Твои девочки… Слеза невольно покатилась по щеке. Я быстро смахнул её, чтобы не увидел никто. Сложил письмо и положил во внутренний карман гимнастёрки.

Достав листок и карандаш, стал писать о произошедших событиях, о своих мыслях и переживаниях. Моё письмо не получилось больше, чем у неё, но, думаю, этого хватит. Снова прошу ответить мне.

 

***

Кормят здесь, конечно, плохо. Еды уже стало не хватать. Да и та, что есть, какая-то безвкусная, постная, сухая. Хорошо, хоть хлеба дают достаточно. Хлеб не всегда свежий, но это не страшно, даже зачерствевшие корки мы съедаем до самой крошки. Я иногда возьму краюшку и грызу её ночью, когда желудок совсем сводит.

Мама Ивана живёт совсем недалеко, часто присылает ему то вещи, то еду, то письма. Он уже не делится со всеми. Лишь иногда, когда никто не видит, достанет банку с молоком или кулёк семечек и угощает меня. Мы с ним очень подружились. Я рассказал ему о своей семье, о Маше, о Лене, рассказал о прошедшей жизни, о планах.

Он всегда находит, что рассказать. У него полно историй из школьной жизни, много говорил он о своей маме, о невесте своей Марусе.

Мне даже стало стыдно, что он делится со мной своей едой, а мне с ним поделиться нечем. Тогда я стал давать ему советы по командованию. Он жадно ловил каждый мой совет, каждый наказ и каждое предложение, сказанное ему.
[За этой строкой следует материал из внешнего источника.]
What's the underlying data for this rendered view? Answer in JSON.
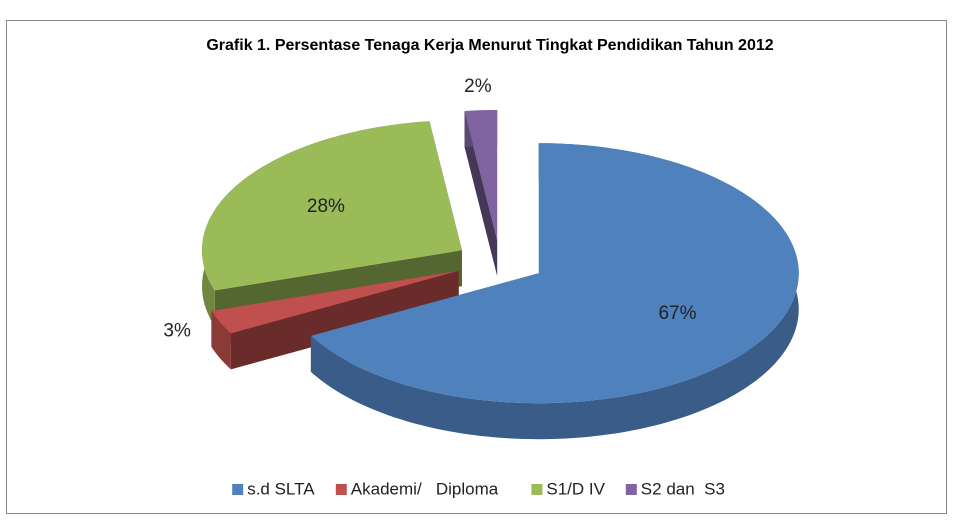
{
  "chart_data": {
    "type": "pie",
    "title": "Grafik 1. Persentase Tenaga Kerja Menurut Tingkat Pendidikan Tahun 2012",
    "categories": [
      "s.d SLTA",
      "Akademi/   Diploma",
      "S1/D IV",
      "S2 dan  S3"
    ],
    "values": [
      67,
      3,
      28,
      2
    ],
    "value_labels": [
      "67%",
      "3%",
      "28%",
      "2%"
    ],
    "colors": [
      "#4f81bd",
      "#c0504d",
      "#9bbb59",
      "#8064a2"
    ],
    "legend": "bottom"
  }
}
Он всегда благодарил меня за это, ведь сам он только школу закончил, мало чего знает.

За очередной ночной трапезой, когда мама прислала ему варёных яиц, он признался мне, что письма его скучны, мама его пишет только о том, что собака сделала, что корова, что куры, она мало писала ему о Марусе, ничего не писала о себе, как бы он ни просил, да и вообще писала она ему редко. Он заметил, что мне письма приходят часто, и письма эти всегда большие.

Я подумал, что он мне уже, как родной, и сказал, что буду читать ему свои письма вслух. Его глаза загорелись, в них отразилась признательность.

 

***

Однажды мне принесли не письмо, а коробку. Иван удивился точно так же, как и я, ведь письмо, лежащее на коробке, было совсем маленькое, если сравнивать его с предыдущими, а вещи мне раньше не присылали.
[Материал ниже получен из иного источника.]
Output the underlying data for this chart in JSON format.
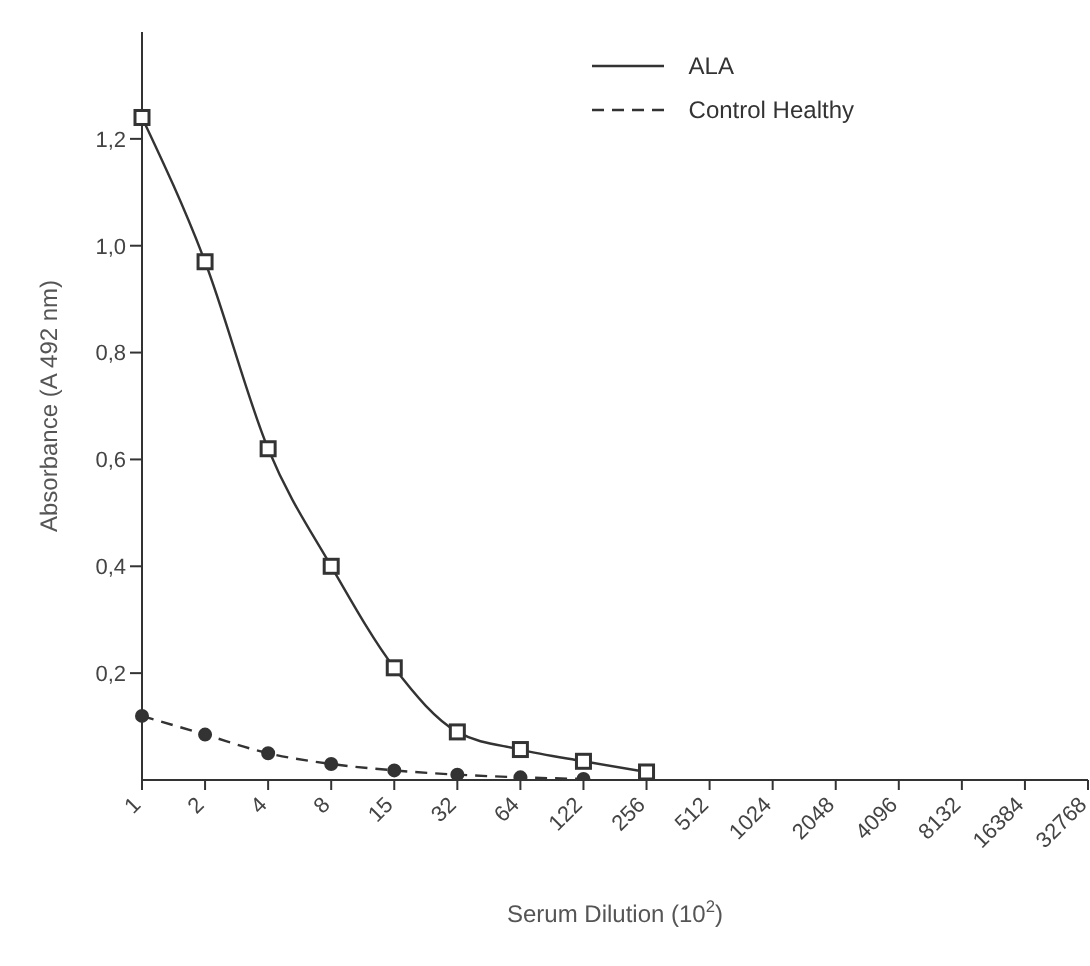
{
  "chart_data": {
    "type": "line",
    "xlabel": "Serum Dilution (10$^{2}$)",
    "ylabel": "Absorbance (A 492 nm)",
    "categories": [
      "1",
      "2",
      "4",
      "8",
      "15",
      "32",
      "64",
      "122",
      "256",
      "512",
      "1024",
      "2048",
      "4096",
      "8132",
      "16384",
      "32768"
    ],
    "ylim": [
      0,
      1.4
    ],
    "yticks": [
      {
        "value": 0.2,
        "label": "0,2"
      },
      {
        "value": 0.4,
        "label": "0,4"
      },
      {
        "value": 0.6,
        "label": "0,6"
      },
      {
        "value": 0.8,
        "label": "0,8"
      },
      {
        "value": 1.0,
        "label": "1,0"
      },
      {
        "value": 1.2,
        "label": "1,2"
      }
    ],
    "legend": "top right",
    "series": [
      {
        "name": "ALA",
        "color": "#333333",
        "marker": "square",
        "line_style": "solid",
        "values": [
          1.24,
          0.97,
          0.62,
          0.4,
          0.21,
          0.09,
          0.057,
          0.035,
          0.015,
          null,
          null,
          null,
          null,
          null,
          null,
          null
        ]
      },
      {
        "name": "Control Healthy",
        "color": "#333333",
        "marker": "circle",
        "line_style": "dashed",
        "values": [
          0.12,
          0.085,
          0.05,
          0.03,
          0.018,
          0.01,
          0.005,
          0.002,
          null,
          null,
          null,
          null,
          null,
          null,
          null,
          null
        ]
      }
    ]
  }
}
О начал читать письмо вслух, как и обещал:

 

«Боренька, у меня для тебя есть новость. Прежде, чем прочитаешь, лучше сядь.

Пару дней назад я стала чувствовать себя плохо, в животе кололо, вялость, слабость… Я пошла к врачу. Он провёл тщательное обследование.
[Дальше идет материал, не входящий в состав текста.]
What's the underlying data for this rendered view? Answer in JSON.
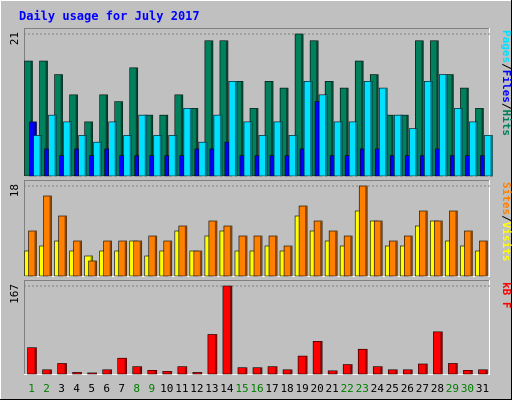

Знаешь, что он мне сказал? Что не то время я выбрала, чтобы ребёнка заводить. Да, Боря, я беременна. У нас с тобой будет ещё один малыш. Я надеюсь, что ты очень рад, ведь мы давно планировали с тобой второго ребёнка. Твоя мама очень рада, я тоже. Леночка в последнее время стала часто гладить мой живот и лепетать что-то, такая смешная.

Мы тебя любим, Боря, возвращайся скорей»

 

Сказать, что я был поражён, не сказать ничего. У меня будет ещё один ребёнок… Мне нужно радоваться! Но какая радость сейчас, в такое время? Как же его вырастить среди того, что происходит сейчас? Мне стало очень страшно. Не вовремя планы стали осуществляться.

Все, кто услышал содержимое письма, стали поздравлять меня, поддерживать. Я нервно улыбался и благодарил их. Один только Иван не радовался со всеми, а переживал вместе со мной.

Сейчас ночь, все уже спят, а я не сплю, Иван не спит тоже. Я надолго запомню, что он мне сказал: «Знаешь, это, конечно, страшно, но оно не стоит твоего страха и переживания. Как бы ни было трудно, вы справитесь, Бог ведь видит всё, он поможет».

Бог всё видит… Я верю в него, никогда не обращался к нему до этого. Я закрыл глаза и стал молиться: «Отче наш, сущий на небесах! да святится имя Твое; да приидет Царствие Твое; да будет воля Твоя и на земле, как на небе; хлеб наш насущный дай нам на сей день; и прости нам долги наши, как и мы прощаем должникам нашим; и не введи нас во искушение, но избавь нас от лукавого. Ибо Твое есть Царство и сила и слава во веки»

Это единственная молитва, которую я знаю, но, клянусь, я выучу ещё, я буду молиться каждый вечер! Бог видит меня и слышит, он поможет.

Тут я вспомнил о коробке, которую я так и не раскрыл. Достав её из-под койки, я тихо разрезал верёвку ножом. Мне в нос ударило сразу несколько запахов: мяса, дома и жены.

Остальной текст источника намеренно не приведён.